A talk I gave to the Canterbury branch of the SWP on 15/8
A while ago I wrote a response to an anti-Trotskyist leaflet1. It claimed that, by rejecting the possibility of ‘socialism in one country’, we try to put down “those who have the temerity to go on and build socialism”. It was a Stalinist group that put out this leaflet, but an orthodox Trotskyist could easily have written it. One of the groups I spoke to at the Marxism festival was the International Bolshevik Tendency2, who are supporters of the theory that the Soviet Union (along with many other countries) was a “deformed” or “degenerated workers’ state”. Their spokesperson wagged a finger at me and told me about how awful it is that the SWP looks at the Hungarian uprising of ‘56 positively, rather than as an act of counterrevolution, and how we think a socialist revolution still needs to take place in North Korea.
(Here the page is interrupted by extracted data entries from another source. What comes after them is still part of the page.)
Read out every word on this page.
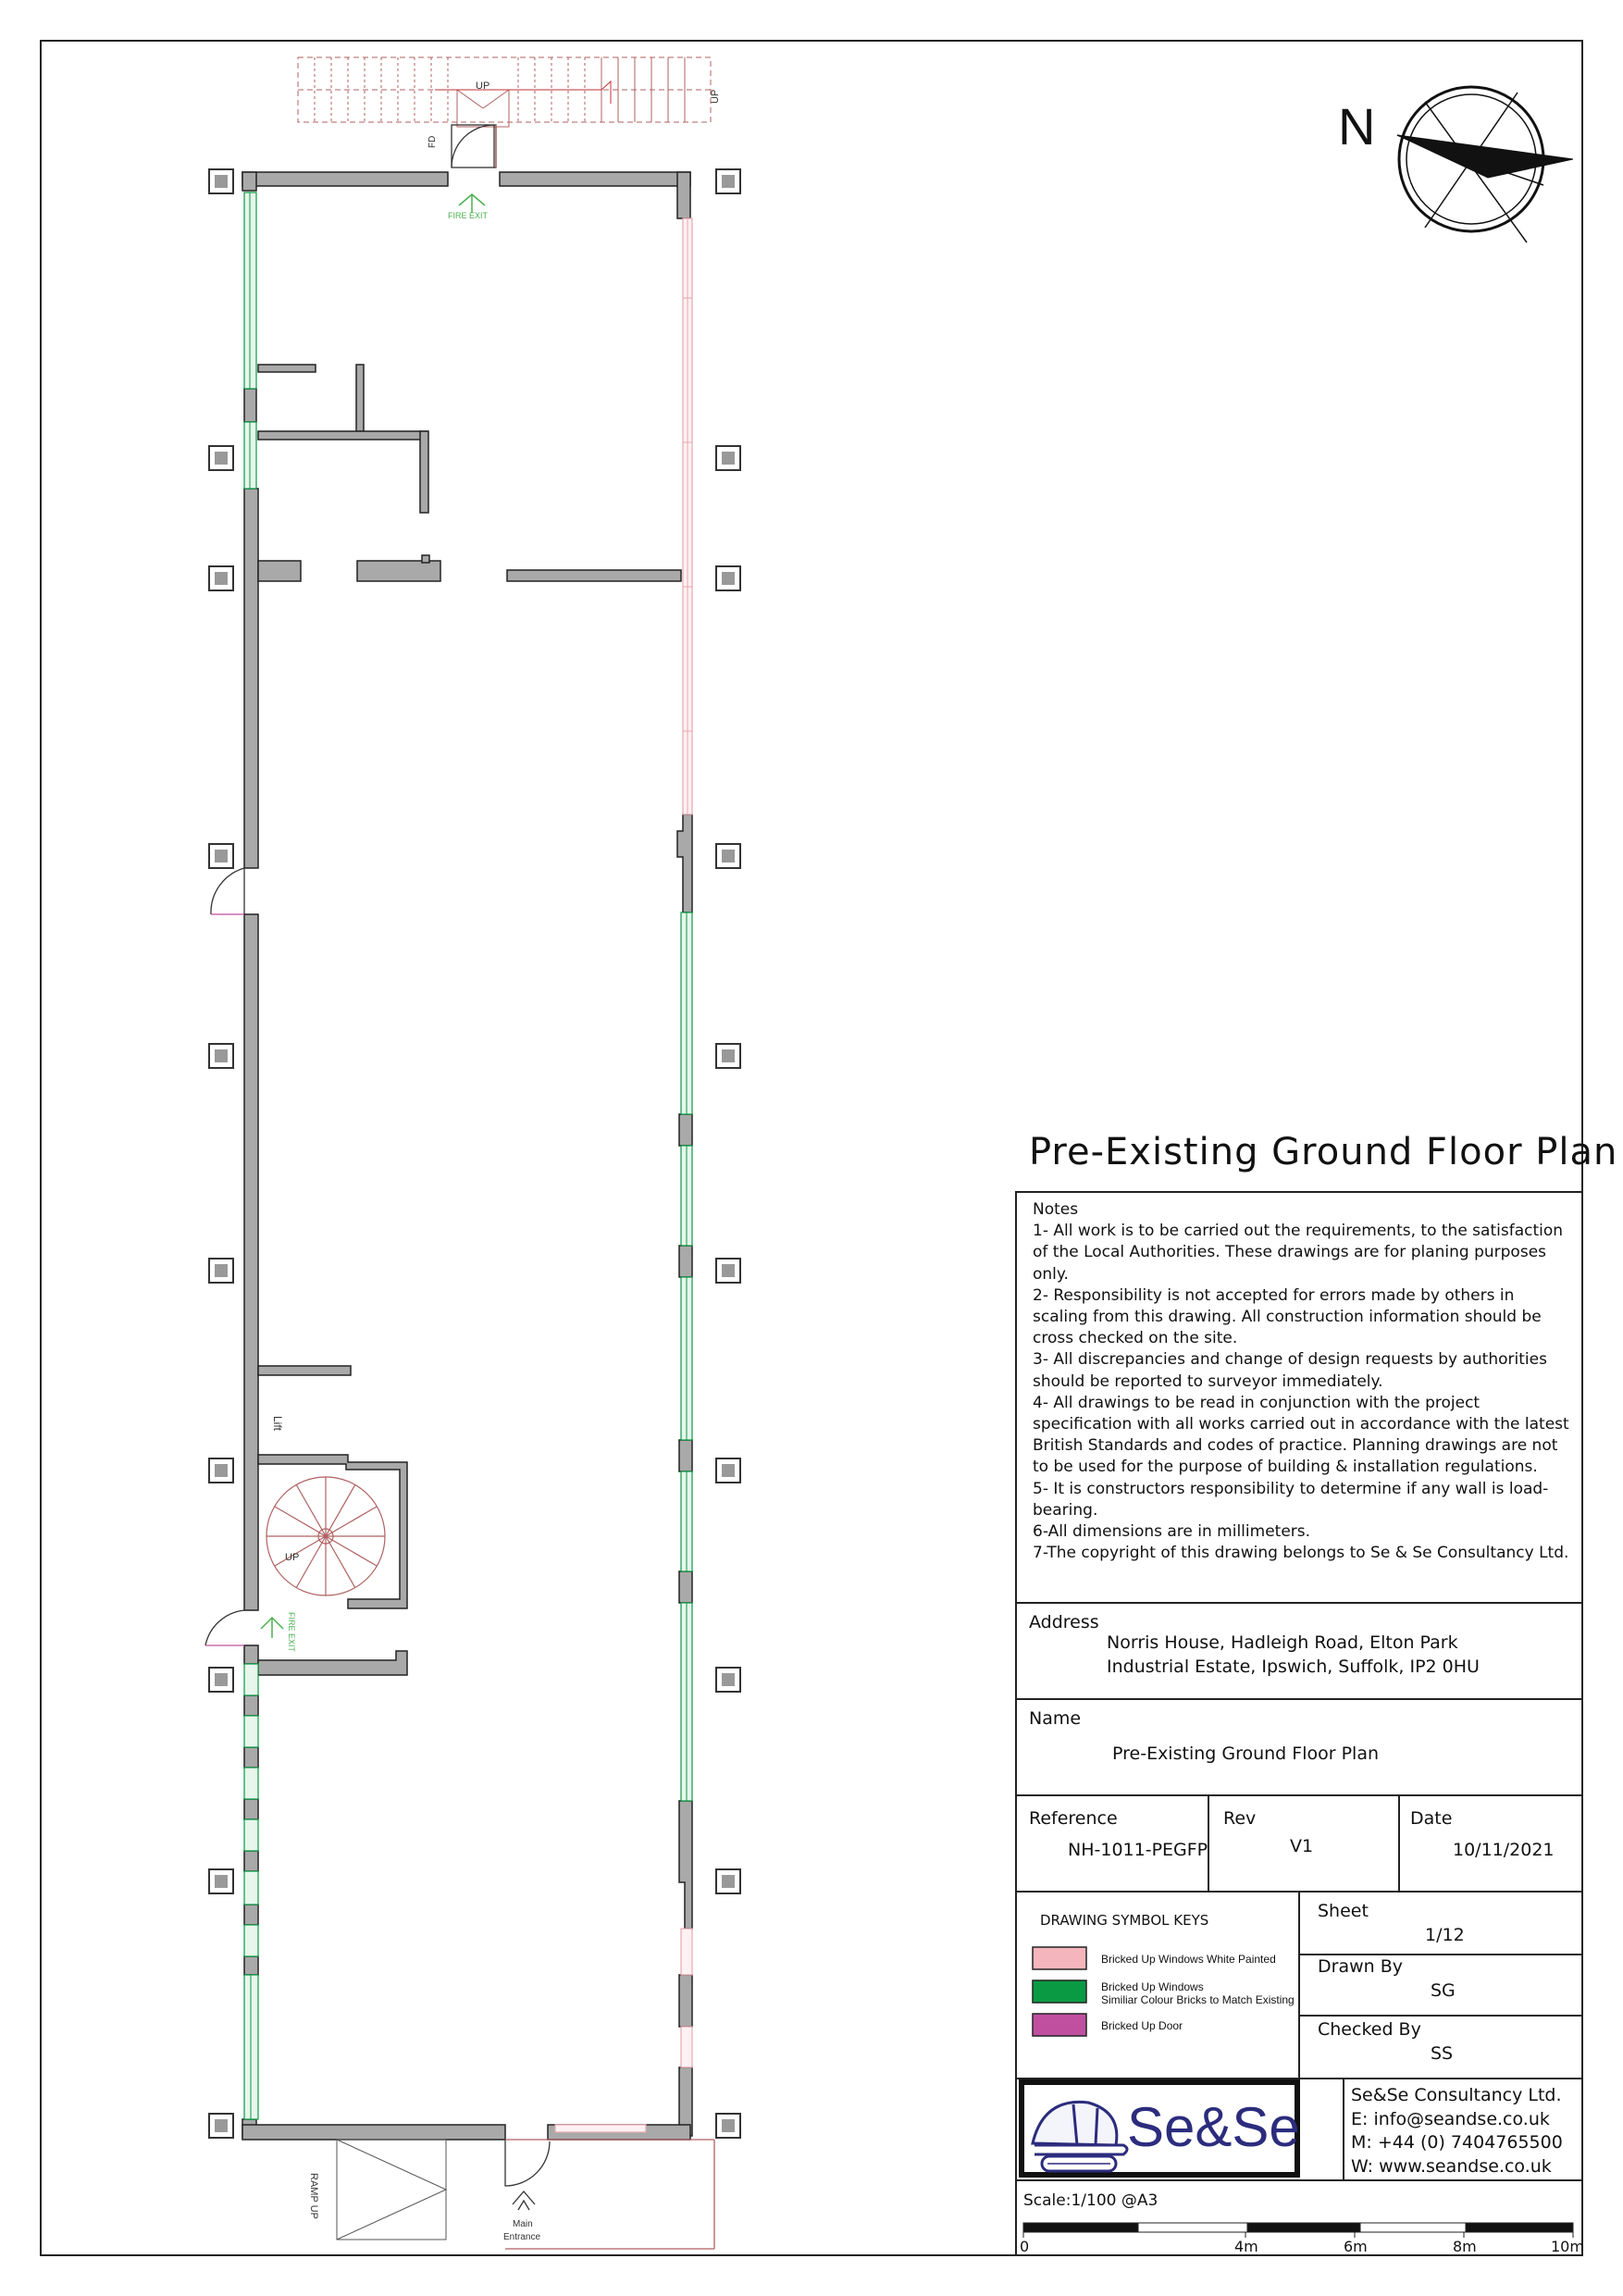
UP
UP
FD
UP
Lift
FIRE EXIT
FIRE EXIT
RAMP UP
Main
Entrance
N
Pre-Existing Ground Floor Plan

Notes

1- All work is to be carried out the requirements, to the satisfaction of the Local Authorities. These drawings are for planing purposes only.

2- Responsibility is not accepted for errors made by others in scaling from this drawing. All construction information should be cross checked on the site.

3- All discrepancies and change of design requests by authorities should be reported to surveyor immediately.

4- All drawings to be read in conjunction with the project specification with all works carried out in accordance with the latest British Standards and codes of practice. Planning drawings are not to be used for the purpose of building & installation regulations.

5- It is constructors responsibility to determine if any wall is load-bearing.

6-All dimensions are in millimeters.

7-The copyright of this drawing belongs to Se & Se Consultancy Ltd.

Address
Norris House, Hadleigh Road, Elton Park
Industrial Estate, Ipswich, Suffolk, IP2 0HU
Name
Pre-Existing Ground Floor Plan
Reference
NH-1011-PEGFP
Rev
V1
Date
10/11/2021
DRAWING SYMBOL KEYS
Bricked Up Windows White Painted
Bricked Up Windows
Similiar Colour Bricks to Match Existing
Bricked Up Door
Sheet
1/12
Drawn By
SG
Checked By
SS
Se&Se

Se&Se Consultancy Ltd.

E: info@seandse.co.uk

M: +44 (0) 7404765500

W: www.seandse.co.uk

Scale:1/100 @A3
0	4m	6m	8m	10m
So although as part of this talk I won’t be going over the arguments of the most uncritical Stalinists, I will be going part of the way to addressing that position, since the so-called Orthodox Trotskyists are themselves so often counterrevolutionary and apologists for Stalinism. It sounds like nonsense to say that a Trotskyist could be guilty of this, but Cliff explained well how it happens, and how it comes from following Trotsky dogmatically but losing his essence, and abandoning classical Marxism3.